Nello stile della sua maturità si nota più di uno spunto tratto da pittori spagnoli quali Pedro Berruguete (occasioni prospettiche, alterazioni, caratterizzazioni fisiognomiche) e anche arditezze di paesaggi o scorci proprie della cultura romana post-michelangiolesca.

 

Pietro Cavaro fu probabilmente fratello di Lorenzo e nipote di Gioacchino, secondo altri di Antonio. È documentato a Barcellona attorno al 1508, quando risulta appartenente alla corporazione dei pittori di quella città, anche se determinante fu il suo soggiorno napoletano, dove si sposò con Isabella Godiel da cui ebbe il suo primogenito Michele, anch'egli pittore. Dal 1512 è documentato a Cagliari. La città di Barcellona, importante approdo nel XV secolo, quando Pietro Cavaro vi si recò aveva scarsa omportanza da un punto di vista culturale, soprattutto a causa della decadenza successiva alla guerra civile del 1475, mentre Napoli andava prendendo sempre più importanza: era infatti, all'epoca, la città più grande della Corona d'Aragona.

 

L'episodio della consegna della regola ai frati agostiniani è un elemento diffuso nella iconografia agostiniana già a partire dai codici miniati del XIII secolo e fa seguito alla istituzione dell'Ordine agostiniano nel 1256. La consegna ha un valore altamente simbolico in quanto vuole esprimere la diretta dipendenza degli agostiniani da Agostino. L'Ordine agostiniano sarebbe, secondo questa concezione, il naturale prolungamento dell'esperienza monastica inaugurata da Agostino in Africa.

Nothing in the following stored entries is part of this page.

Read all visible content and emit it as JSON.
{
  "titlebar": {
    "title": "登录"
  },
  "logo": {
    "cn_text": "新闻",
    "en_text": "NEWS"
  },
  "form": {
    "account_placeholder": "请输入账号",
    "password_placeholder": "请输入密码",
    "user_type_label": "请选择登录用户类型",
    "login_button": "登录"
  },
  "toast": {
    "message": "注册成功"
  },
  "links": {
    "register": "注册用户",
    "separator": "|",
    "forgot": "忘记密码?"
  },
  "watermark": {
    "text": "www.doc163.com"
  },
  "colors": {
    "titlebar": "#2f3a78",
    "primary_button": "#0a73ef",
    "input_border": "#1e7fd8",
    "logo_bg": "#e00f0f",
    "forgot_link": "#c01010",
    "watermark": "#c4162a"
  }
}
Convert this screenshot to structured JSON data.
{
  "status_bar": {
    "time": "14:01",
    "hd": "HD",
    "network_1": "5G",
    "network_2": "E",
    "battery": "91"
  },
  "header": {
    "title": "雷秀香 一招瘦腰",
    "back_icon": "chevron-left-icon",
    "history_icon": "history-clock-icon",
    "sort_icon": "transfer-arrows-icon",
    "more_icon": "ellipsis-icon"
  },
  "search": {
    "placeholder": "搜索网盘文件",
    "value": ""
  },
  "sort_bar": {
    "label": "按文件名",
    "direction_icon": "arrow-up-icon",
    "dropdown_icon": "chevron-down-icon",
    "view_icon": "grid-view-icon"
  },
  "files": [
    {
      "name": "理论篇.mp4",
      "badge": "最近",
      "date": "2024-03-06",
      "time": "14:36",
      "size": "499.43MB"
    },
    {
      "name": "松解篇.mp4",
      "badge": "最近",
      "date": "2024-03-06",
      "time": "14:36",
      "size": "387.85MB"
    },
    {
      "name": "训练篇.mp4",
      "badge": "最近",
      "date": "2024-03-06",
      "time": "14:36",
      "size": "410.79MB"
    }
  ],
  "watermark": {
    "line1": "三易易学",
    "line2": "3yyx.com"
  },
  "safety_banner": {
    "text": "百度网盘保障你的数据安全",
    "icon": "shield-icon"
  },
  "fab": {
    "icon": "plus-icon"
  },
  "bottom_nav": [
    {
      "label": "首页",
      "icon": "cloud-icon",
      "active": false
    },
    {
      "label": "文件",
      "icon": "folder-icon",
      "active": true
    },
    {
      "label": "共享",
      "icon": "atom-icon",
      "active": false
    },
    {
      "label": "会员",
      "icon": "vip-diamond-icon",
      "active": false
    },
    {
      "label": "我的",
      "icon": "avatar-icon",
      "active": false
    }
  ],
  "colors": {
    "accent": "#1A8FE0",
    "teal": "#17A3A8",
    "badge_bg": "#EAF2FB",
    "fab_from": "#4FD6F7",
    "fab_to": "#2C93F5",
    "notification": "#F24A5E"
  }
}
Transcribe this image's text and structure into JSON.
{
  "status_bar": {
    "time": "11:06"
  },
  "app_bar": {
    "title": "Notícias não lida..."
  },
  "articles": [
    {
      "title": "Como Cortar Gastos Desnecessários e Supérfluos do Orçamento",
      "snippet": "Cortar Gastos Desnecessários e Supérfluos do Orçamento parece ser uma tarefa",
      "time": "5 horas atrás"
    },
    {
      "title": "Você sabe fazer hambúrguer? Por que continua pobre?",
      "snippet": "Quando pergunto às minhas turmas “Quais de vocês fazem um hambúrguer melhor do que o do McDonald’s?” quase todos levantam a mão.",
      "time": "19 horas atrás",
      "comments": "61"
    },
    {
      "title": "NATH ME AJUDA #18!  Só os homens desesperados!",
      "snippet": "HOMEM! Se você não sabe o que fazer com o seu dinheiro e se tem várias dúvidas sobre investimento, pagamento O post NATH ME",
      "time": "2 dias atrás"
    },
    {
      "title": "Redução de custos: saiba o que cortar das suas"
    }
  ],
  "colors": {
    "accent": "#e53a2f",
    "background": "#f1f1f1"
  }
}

Alcuni studiosi concordano nell'attribuire a S. Agostino solo la Regula ad servos Dei; in epoca successiva questa Regula fu adattata al femminile e unita alla Lettera 211 che già conteneva indicazioni per le monache di Ippona. La Consensoria monachorum, invece, è stata attribuita ad un anonimo autore dell'ultimo periodo della letteratura visigotica in Galizia e scritta tra il 650 e il 711.

L'Ordo monasterii pur restando nella tradizione della vita agostiniana un documento di riferimento venerando, non è stato più attribuito ad Agostino già dalla critica rinascimentale.

Sulla data di stesura della Regula ad servos Dei ci sono diverse opinioni: una prima teoria indica come data probabile il 391, più o meno in coincidenza con la fondazione del primo monastero d'Ippona, il monastero dei laici; una seconda teoria indica il 400 in coincidenza con il De opere monachorum; una terza sposta la data addirittura fino al 427-428, dopo il De correptione et gratia, in coincidenza con la controversia sulla grazia sorta nel monastero di Adrumeto. La maggioranza degli studiosi, però, pensa sia stata scritta intorno al 400.